Selanjutnya, melalui Hifdzun Nafs (menjaga jiwa), Erwin mengingatkan agar para pemuda menjaga diri dan lingkungan dari tindakan berisiko atau yang dapat merugikan orang lain. Sementara Hifdzul Maal (menjaga harta) ia tekankan sebagai bentuk tanggung jawab sosial dalam merawat fasilitas umum dan aset masyarakat.
“Termasuk menjaga harta milik warga, DKM, RW, dan fasilitas negara. Kalau kita punya niat menjaga, insyaallah kita akan hidup di jalan yang benar,” tambahnya.
Lahirkan Generasi Unggul dan Berdaya Saing
Erwin optimistis Youth Space Bandung Kulon akan menjadi tempat lahirnya generasi muda unggul dan berdaya saing tinggi, yang kelak berkontribusi di berbagai bidang pemerintahan maupun dunia usaha.
“Mudah-mudahan dari pemuda-pemuda Bandung Kulon ada yang jadi pengusaha sukses, anggota DPR, wali kota, bahkan presiden.

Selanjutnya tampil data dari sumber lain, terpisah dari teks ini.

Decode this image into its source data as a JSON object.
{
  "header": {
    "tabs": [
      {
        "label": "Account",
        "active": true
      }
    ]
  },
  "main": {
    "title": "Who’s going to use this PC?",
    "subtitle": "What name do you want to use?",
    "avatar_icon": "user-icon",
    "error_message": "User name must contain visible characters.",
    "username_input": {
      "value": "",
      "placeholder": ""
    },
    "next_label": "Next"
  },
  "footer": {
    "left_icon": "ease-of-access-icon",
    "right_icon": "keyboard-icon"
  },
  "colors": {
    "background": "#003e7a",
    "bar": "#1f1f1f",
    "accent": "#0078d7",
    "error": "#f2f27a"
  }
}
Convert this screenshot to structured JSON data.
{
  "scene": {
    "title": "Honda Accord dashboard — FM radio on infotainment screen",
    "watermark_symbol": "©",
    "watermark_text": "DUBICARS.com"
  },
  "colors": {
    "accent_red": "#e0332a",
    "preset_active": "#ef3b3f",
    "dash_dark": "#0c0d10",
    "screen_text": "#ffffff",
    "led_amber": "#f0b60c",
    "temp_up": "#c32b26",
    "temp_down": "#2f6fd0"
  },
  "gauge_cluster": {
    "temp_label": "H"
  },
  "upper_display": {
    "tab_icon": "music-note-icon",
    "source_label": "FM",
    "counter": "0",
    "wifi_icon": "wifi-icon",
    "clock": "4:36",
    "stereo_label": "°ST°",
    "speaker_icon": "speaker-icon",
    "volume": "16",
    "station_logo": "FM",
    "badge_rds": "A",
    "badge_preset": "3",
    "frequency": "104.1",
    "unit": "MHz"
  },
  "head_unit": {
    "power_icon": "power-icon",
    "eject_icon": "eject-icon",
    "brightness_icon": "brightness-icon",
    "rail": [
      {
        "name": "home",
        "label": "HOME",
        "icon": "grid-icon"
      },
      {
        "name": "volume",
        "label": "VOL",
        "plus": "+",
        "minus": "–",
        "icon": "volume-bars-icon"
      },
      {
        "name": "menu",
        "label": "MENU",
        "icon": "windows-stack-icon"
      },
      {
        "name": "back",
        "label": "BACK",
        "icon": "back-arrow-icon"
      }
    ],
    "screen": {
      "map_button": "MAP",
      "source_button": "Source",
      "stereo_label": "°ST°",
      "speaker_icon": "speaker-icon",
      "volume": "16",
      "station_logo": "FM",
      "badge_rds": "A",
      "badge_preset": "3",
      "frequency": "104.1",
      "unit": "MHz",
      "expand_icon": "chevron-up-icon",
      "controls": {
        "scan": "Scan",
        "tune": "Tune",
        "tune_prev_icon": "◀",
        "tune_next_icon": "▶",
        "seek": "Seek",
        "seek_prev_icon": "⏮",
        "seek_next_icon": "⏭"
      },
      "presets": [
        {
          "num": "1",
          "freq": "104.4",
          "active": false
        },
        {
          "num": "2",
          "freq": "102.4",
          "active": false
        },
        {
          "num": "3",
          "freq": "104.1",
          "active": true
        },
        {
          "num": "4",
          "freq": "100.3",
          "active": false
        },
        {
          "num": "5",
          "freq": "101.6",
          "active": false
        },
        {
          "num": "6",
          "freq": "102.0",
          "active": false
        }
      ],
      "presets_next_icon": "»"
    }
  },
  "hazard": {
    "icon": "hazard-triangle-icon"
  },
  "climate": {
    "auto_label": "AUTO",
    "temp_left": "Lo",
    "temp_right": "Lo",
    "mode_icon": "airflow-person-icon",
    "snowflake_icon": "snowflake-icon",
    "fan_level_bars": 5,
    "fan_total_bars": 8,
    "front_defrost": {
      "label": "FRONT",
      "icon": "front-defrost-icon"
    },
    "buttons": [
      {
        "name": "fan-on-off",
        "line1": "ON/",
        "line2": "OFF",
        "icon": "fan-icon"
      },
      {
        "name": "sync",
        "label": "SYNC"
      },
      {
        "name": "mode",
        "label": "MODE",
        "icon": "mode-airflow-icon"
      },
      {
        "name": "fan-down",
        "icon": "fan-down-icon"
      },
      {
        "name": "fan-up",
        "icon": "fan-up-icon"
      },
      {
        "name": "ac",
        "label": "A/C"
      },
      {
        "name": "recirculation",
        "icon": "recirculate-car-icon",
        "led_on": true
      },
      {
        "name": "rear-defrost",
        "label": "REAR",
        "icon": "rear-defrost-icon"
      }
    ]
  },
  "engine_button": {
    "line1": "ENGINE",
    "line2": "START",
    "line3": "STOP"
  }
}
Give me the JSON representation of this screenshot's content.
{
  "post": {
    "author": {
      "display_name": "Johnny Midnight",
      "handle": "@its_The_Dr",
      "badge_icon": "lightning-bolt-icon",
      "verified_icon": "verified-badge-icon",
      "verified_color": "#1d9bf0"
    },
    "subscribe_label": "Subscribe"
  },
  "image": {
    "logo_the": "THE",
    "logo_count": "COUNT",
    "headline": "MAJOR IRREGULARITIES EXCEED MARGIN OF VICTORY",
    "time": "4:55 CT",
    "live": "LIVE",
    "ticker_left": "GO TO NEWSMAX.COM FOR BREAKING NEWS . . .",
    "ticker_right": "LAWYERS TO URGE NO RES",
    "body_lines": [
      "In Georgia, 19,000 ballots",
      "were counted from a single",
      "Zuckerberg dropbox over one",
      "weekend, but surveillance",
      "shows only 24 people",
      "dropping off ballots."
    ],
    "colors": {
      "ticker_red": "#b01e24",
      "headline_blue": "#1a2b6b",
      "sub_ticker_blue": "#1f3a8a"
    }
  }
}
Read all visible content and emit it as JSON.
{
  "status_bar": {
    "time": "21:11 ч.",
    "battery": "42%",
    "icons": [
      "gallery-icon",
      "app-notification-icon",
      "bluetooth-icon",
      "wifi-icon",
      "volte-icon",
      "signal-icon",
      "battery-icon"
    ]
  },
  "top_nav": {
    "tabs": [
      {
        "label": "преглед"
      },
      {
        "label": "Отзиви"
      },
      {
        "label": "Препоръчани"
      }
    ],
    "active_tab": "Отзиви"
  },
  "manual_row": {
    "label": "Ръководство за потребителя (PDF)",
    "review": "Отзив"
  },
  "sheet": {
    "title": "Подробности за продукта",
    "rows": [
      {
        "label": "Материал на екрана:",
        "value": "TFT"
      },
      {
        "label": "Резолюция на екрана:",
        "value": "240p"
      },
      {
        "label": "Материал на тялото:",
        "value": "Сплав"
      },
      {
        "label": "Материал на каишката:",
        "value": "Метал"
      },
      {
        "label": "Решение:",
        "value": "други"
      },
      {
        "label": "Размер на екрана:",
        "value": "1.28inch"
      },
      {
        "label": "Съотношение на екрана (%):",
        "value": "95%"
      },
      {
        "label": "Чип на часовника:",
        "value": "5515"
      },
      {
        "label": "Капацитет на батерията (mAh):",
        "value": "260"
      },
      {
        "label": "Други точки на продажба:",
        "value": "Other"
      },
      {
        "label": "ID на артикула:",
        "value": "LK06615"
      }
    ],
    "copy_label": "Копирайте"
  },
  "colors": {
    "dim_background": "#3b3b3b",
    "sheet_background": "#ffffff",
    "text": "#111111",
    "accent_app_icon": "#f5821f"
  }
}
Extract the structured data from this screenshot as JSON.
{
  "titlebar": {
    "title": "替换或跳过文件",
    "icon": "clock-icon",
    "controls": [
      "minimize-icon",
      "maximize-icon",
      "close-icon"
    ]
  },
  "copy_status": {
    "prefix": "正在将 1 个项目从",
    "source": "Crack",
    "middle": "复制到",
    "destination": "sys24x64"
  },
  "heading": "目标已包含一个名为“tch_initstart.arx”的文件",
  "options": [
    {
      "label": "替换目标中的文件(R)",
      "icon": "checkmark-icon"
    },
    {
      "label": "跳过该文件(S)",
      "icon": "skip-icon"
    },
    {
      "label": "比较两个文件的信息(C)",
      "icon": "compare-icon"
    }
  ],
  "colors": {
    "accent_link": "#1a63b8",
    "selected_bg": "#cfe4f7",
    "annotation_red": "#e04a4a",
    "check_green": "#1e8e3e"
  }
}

Tapi rencana kudu Kang Erwin heula,” ujarnya disambut tawa hangat peserta.
Dengan semangat kolaborasi dan nilai kebersamaan, Pemkot Bandung berharap Youth Space menjadi wadah nyata untuk menumbuhkan jiwa kreatif, inovatif, dan peduli terhadap kemajuan kota.